Google’s artificial intelligence-powered search results have claimed that Barack Obama is a Muslim and told people to eat rocks, in the latest high-profile case of the company’s AI systems misfiring.
Users of the search engine’s new “AI overviews” have shared multiple examples of the new feature displaying incorrect or potentially dangerous examples, days into its launch.
In one case, the AI claimed that Mr Obama was America’s only Muslim president. In others it told people to put glue on pizza if cheese does not stick to the base and said it was healthy to eat one rock a day.
The AI overview feature uses data from existing websites to inform its answers, but in many cases Google appears to be relying on joke websites or misinterpreting reliable sources.
Its answer about Mr Obama, who is Christian, referred to an Oxford University Press webpage about a book on American Christianity.

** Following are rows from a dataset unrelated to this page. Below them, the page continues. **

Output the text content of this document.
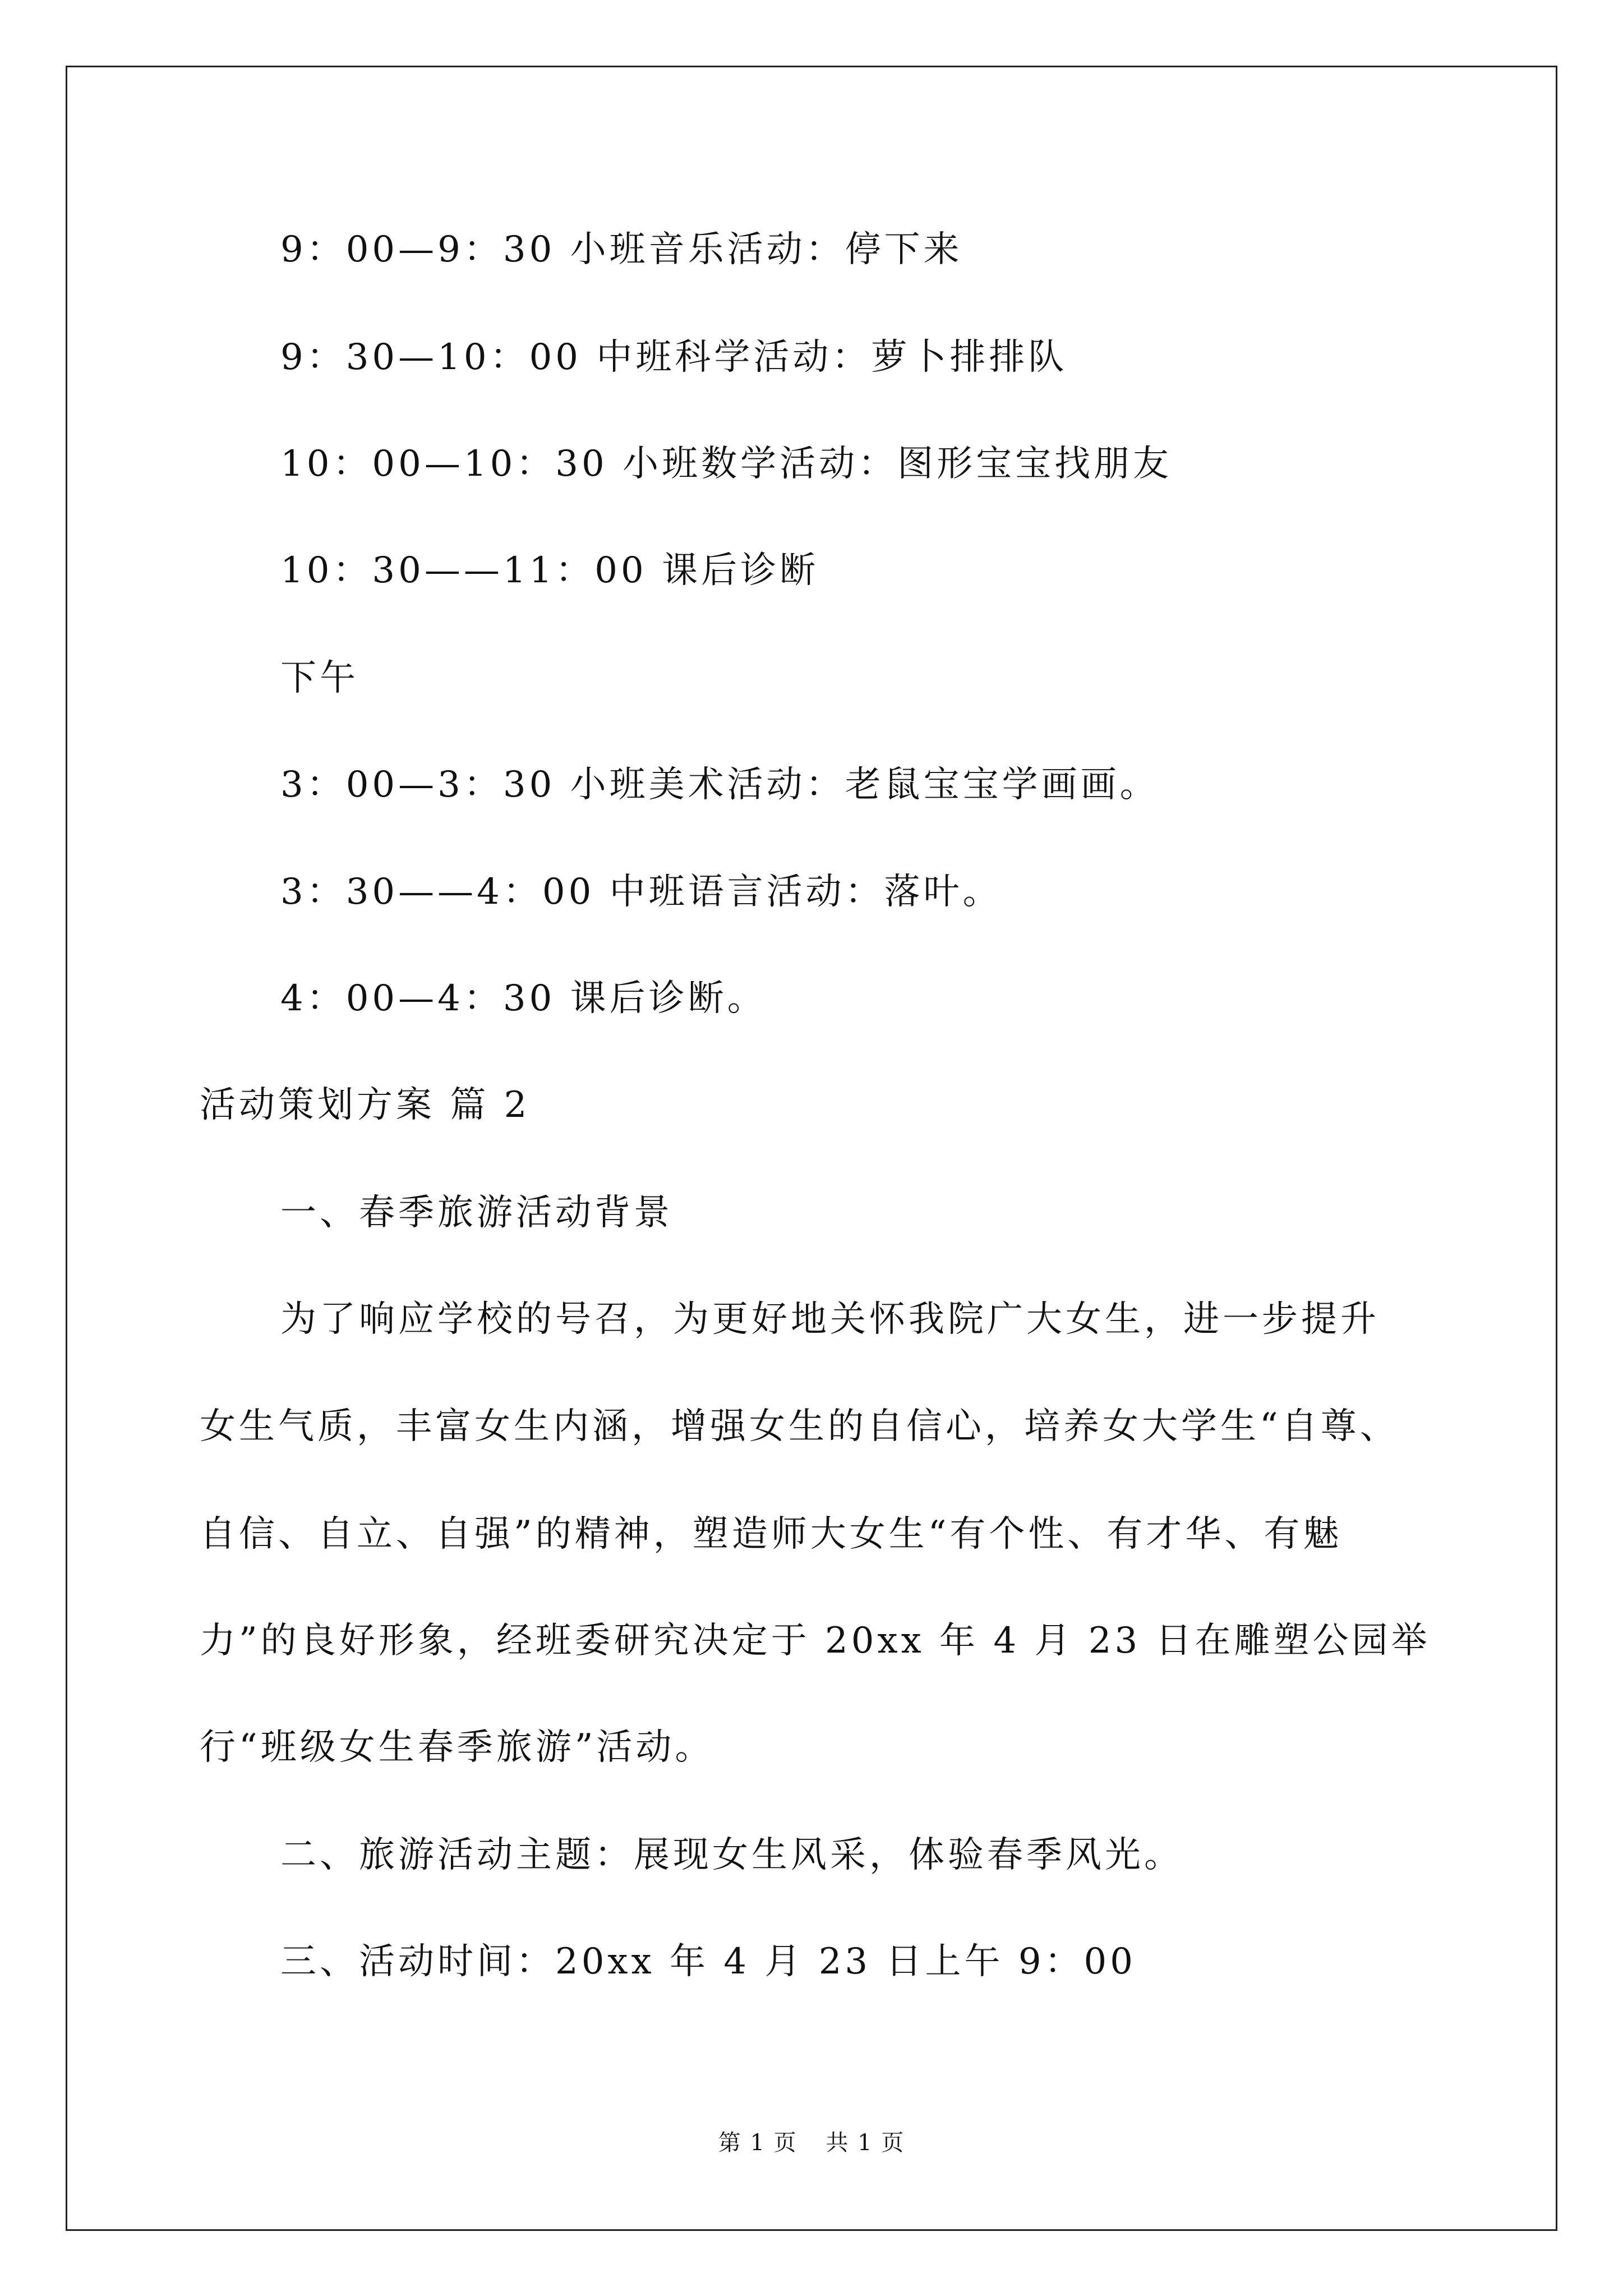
9：00—9：30 小班音乐活动：停下来
9：30—10：00 中班科学活动：萝卜排排队
10：00—10：30 小班数学活动：图形宝宝找朋友
10：30——11：00 课后诊断
下午
3：00—3：30 小班美术活动：老鼠宝宝学画画。
3：30——4：00 中班语言活动：落叶。
4：00—4：30 课后诊断。
活动策划方案 篇 2
一、春季旅游活动背景
为了响应学校的号召，为更好地关怀我院广大女生，进一步提升
女生气质，丰富女生内涵，增强女生的自信心，培养女大学生“自尊、
自信、自立、自强”的精神，塑造师大女生“有个性、有才华、有魅
力”的良好形象，经班委研究决定于 20xx 年 4 月 23 日在雕塑公园举
行“班级女生春季旅游”活动。
二、旅游活动主题：展现女生风采，体验春季风光。
三、活动时间：20xx 年 4 月 23 日上午 9：00
第 1 页 共 1 页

One of the book’s chapters was titled “Barack Hussein Obama: America’s First Muslim President?” – a reference to some Americans’ belief that Mr Obama is a Muslim – which Google’s AI appears to have misinterpreted as truth.
The advice to eat rocks was based on an article in The Onion, a satirical news website, and the recommendation to put glue on pizza was based on a joke posted on Reddit more than a decade ago.
Google’s AI overviews, announced last week, have been introduced in the United States in recent days and are due to be added to search results worldwide this year.
Google said the examples of it providing incorrect answers were in response to “uncommon queries” and that it had tested the feature rigorously before its launch.
It said: “The examples we’ve seen are generally very uncommon queries, and aren’t representative of most people’s experiences.
“The vast majority of AI Overviews provide high-quality information, with links to dig deeper on the web. We conducted extensive testing before launching this new experience, and will use these isolated examples as we continue to refine our systems overall.”
The cases are the latest AI mishap for Google. Earlier this year it suspended its Gemini chatbot’s ability to generate images of people after users found that it would draw pictures of black Nazis and Native American Vikings.
The company later apologised after its text chatbot failed to condemn paedophilia and equated Elon Musk with Adolf Hitler. The company’s co-founder Sergey Brin admitted that it had “messed up”.
Google is under pressure to put more AI features into its products to respond to Microsoft, whose partnership with ChatGPT’s developer OpenAI has allowed it to push ahead in AI.
However, Google’s response has been controversial because many websites fear that the search engine answering questions directly will mean fewer visits to their pages.